Marco Nereo Rotelli partecipa a Mutu con una stampa digitale in forex di cm 40×40, dal titolo provocatorio “To be or mutu”. L’opera presenta colori accesi, come il blu e il rosso, in cui si diramo lettere calligrafiche di colore bianco e giallo.
Filippo Panseca con “Angel 1”, digital print di cm 30×30, mostra l’immagine simbolica di un volo ad ali spiegate che, dal fuoco, raggiunge la libertà.
“Senza titolo” di Gruppo Sinestetico è una fotografia di cm 30×29,5 in bianco e nero. La ricerca artistica si sofferma sul valore della libertà dell’uomo.

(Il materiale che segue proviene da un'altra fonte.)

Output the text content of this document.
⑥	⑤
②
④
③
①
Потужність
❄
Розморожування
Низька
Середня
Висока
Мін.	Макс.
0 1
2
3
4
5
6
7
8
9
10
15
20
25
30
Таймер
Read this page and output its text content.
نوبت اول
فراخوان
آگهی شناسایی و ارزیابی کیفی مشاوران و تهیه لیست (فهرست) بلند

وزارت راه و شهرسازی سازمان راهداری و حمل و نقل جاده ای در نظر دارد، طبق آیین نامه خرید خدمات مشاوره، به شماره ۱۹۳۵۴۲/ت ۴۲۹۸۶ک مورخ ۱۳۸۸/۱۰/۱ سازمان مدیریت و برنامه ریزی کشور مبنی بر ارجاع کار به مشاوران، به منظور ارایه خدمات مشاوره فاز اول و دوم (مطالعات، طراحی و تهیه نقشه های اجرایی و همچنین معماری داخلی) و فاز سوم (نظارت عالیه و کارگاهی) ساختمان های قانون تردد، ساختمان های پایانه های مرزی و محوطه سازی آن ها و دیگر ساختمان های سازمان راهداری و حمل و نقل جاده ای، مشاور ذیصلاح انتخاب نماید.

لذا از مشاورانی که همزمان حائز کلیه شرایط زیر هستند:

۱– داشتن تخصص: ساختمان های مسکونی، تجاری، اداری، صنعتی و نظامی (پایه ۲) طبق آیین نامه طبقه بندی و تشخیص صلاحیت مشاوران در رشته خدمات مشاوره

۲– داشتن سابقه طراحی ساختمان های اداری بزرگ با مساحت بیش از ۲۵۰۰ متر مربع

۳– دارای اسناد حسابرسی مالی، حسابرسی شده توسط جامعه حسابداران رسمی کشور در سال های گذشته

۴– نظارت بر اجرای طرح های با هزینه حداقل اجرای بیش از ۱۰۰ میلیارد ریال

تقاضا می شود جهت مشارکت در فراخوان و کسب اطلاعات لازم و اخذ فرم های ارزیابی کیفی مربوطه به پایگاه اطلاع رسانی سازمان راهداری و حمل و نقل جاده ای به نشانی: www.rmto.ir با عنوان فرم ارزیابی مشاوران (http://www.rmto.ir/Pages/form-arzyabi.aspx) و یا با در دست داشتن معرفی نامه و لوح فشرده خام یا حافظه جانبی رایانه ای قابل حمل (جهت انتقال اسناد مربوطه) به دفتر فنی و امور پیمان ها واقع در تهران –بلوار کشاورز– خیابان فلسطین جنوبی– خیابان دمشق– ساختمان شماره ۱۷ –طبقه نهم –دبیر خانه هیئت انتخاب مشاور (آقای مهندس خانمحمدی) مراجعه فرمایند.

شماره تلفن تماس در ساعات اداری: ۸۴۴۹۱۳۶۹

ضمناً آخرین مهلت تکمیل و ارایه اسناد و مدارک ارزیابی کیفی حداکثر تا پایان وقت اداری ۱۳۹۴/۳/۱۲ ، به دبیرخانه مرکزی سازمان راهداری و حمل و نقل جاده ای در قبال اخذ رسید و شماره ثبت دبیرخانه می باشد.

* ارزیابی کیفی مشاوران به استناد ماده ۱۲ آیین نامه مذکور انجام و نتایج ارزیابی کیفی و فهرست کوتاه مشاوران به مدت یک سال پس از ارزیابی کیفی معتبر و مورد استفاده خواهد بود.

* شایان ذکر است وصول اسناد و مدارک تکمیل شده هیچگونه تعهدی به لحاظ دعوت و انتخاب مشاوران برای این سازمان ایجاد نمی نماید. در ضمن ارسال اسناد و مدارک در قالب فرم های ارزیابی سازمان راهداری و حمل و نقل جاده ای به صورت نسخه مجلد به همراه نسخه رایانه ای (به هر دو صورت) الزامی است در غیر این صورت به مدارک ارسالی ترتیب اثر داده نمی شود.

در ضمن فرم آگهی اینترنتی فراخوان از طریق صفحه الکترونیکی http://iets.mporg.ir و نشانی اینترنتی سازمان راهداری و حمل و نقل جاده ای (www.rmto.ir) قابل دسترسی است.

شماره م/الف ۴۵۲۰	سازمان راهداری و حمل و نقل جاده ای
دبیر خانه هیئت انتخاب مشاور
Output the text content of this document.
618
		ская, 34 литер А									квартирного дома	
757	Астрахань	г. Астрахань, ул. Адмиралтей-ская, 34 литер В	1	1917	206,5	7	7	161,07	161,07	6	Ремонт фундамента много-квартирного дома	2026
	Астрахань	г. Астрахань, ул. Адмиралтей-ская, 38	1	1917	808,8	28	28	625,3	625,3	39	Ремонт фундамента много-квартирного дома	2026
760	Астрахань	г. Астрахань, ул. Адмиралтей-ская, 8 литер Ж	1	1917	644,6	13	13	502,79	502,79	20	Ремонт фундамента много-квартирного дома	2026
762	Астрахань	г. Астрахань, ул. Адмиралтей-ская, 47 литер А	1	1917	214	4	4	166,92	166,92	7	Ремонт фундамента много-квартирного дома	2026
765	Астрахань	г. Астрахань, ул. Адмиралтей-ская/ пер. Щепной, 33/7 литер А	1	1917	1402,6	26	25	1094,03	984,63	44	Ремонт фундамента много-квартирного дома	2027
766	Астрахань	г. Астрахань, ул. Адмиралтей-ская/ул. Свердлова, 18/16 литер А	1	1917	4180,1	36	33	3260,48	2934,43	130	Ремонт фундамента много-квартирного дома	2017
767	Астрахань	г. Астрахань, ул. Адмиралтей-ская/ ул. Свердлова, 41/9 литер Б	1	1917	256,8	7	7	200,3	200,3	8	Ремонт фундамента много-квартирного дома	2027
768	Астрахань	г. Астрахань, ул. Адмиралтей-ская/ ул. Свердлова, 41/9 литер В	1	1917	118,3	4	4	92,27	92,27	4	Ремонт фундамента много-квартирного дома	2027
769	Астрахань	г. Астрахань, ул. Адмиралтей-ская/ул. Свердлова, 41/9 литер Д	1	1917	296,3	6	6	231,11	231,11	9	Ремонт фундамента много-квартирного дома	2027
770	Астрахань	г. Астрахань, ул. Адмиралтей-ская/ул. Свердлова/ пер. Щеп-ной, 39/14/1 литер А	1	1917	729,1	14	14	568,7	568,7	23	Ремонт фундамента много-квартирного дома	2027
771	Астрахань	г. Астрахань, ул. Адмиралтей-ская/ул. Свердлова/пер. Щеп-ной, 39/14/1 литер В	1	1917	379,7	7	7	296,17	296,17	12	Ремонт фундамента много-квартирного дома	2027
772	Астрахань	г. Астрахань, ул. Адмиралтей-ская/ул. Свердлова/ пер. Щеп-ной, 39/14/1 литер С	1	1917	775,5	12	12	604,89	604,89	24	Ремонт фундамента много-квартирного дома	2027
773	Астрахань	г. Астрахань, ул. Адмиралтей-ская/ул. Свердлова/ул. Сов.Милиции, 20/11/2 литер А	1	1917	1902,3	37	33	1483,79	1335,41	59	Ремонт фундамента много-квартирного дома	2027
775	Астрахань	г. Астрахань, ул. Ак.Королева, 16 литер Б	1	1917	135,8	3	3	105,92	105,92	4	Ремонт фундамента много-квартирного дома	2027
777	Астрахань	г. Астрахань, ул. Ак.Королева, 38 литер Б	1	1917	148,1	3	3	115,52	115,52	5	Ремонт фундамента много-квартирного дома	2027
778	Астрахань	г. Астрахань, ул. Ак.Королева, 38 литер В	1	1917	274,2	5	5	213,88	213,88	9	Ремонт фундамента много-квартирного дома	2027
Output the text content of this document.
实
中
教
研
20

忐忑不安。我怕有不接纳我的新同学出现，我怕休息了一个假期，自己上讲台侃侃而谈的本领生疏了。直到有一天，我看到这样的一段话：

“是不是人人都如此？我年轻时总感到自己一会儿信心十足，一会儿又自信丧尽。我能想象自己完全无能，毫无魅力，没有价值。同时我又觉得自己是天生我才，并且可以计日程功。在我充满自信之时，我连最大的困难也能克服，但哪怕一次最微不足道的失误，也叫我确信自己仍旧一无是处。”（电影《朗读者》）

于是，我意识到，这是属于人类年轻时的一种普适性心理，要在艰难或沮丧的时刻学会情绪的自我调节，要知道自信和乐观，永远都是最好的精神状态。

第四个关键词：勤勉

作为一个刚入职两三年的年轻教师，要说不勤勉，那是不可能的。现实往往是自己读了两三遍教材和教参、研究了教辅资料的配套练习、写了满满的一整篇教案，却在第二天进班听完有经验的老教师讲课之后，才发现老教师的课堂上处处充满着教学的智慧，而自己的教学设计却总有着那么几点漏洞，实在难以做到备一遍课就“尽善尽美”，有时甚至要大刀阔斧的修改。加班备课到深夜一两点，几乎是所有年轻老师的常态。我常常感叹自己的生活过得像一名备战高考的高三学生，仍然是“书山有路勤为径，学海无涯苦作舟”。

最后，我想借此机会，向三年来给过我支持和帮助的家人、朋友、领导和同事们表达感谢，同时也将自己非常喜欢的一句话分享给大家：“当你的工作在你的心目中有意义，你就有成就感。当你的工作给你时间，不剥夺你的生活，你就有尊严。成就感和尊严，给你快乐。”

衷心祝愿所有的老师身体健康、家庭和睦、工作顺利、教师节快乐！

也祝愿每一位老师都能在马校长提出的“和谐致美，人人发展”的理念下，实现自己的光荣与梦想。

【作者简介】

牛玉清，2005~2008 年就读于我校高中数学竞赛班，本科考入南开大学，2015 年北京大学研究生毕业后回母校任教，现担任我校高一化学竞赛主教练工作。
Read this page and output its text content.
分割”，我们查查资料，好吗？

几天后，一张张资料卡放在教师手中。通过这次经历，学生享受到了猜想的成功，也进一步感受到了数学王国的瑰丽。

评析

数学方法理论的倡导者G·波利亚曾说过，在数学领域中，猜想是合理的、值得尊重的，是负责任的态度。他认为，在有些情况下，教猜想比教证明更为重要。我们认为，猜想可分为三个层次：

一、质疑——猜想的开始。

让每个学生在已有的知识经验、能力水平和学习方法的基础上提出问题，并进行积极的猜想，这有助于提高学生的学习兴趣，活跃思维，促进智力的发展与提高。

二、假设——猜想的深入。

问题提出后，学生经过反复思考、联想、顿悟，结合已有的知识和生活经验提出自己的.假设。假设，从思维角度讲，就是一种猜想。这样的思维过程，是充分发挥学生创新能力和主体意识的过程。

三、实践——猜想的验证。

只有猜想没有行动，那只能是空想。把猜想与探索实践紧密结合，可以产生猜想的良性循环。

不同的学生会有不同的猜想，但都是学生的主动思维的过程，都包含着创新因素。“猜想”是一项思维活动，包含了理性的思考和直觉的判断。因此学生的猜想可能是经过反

Giuditta R, artista premiata dal Museo Epicentro nella rassegna “Premio Trinacria Circolare”, dedicato a personalità che si sono distinte in campo culturale, partecipa a Mutu con “The Cave II”, un’opera di cm 70×50, realizzata a matite (grafite) e tecnica mista su cartoncino. L’artista presenta una scena volutamente disturbante in cui si nota, in una stanza spoglia e cupa, la figura di una ragazzina, legata. Dalla forte simbologica onirica, quasi fosse un’illustrazione di una favola nera, l’opera ci invita a esplorare i lati più oscuri della nostra mente.
Sebastiano Favitta, in onore di Nino Abbate e la rassegna da lui ideata, presenta “Nino, u mutu, Mutu!”, un’installazione composta da collage su tela di cm 30×30. Giocando goliardicamente sulla parola “mutu”, e sul significato che essa assume in lingua siciliana, mostra, al centro, un imbuto.
“Mutu” di Michela Fragale è un acquerello su carta Fabriano di cm 18×24 dai colori brillanti. Vortici, cerchi, spirali, si sovrappongono per creare un’opera dove non ci sono confini e perimetri netti: un’esplosione viva… viva come la libertà.
Chiudiamo ricordando che gli eventi e gli incontri culturali di questa estate 2024 proseguiranno al Museo Epicentro con la consegna del “Premio Trinacria Circolare, e Impronta d’Autore” all’artista di origine messinese Giuditta R, domenica 28 luglio prossimo. Giuditta R vive a Berlino, affermatasi sulla scena internazionale dell’arte contemporanea, realizza opere che trattano temi sociali. Epicentro è orgoglioso di assegnare il Premio a Giuditta R per il suo messaggio sociale che porta in giro per il mondo. Il 10 agosto poi in programma l’attesissima Cerimonia di Premiazione del Concorso Internazionale di Poesia Circolare.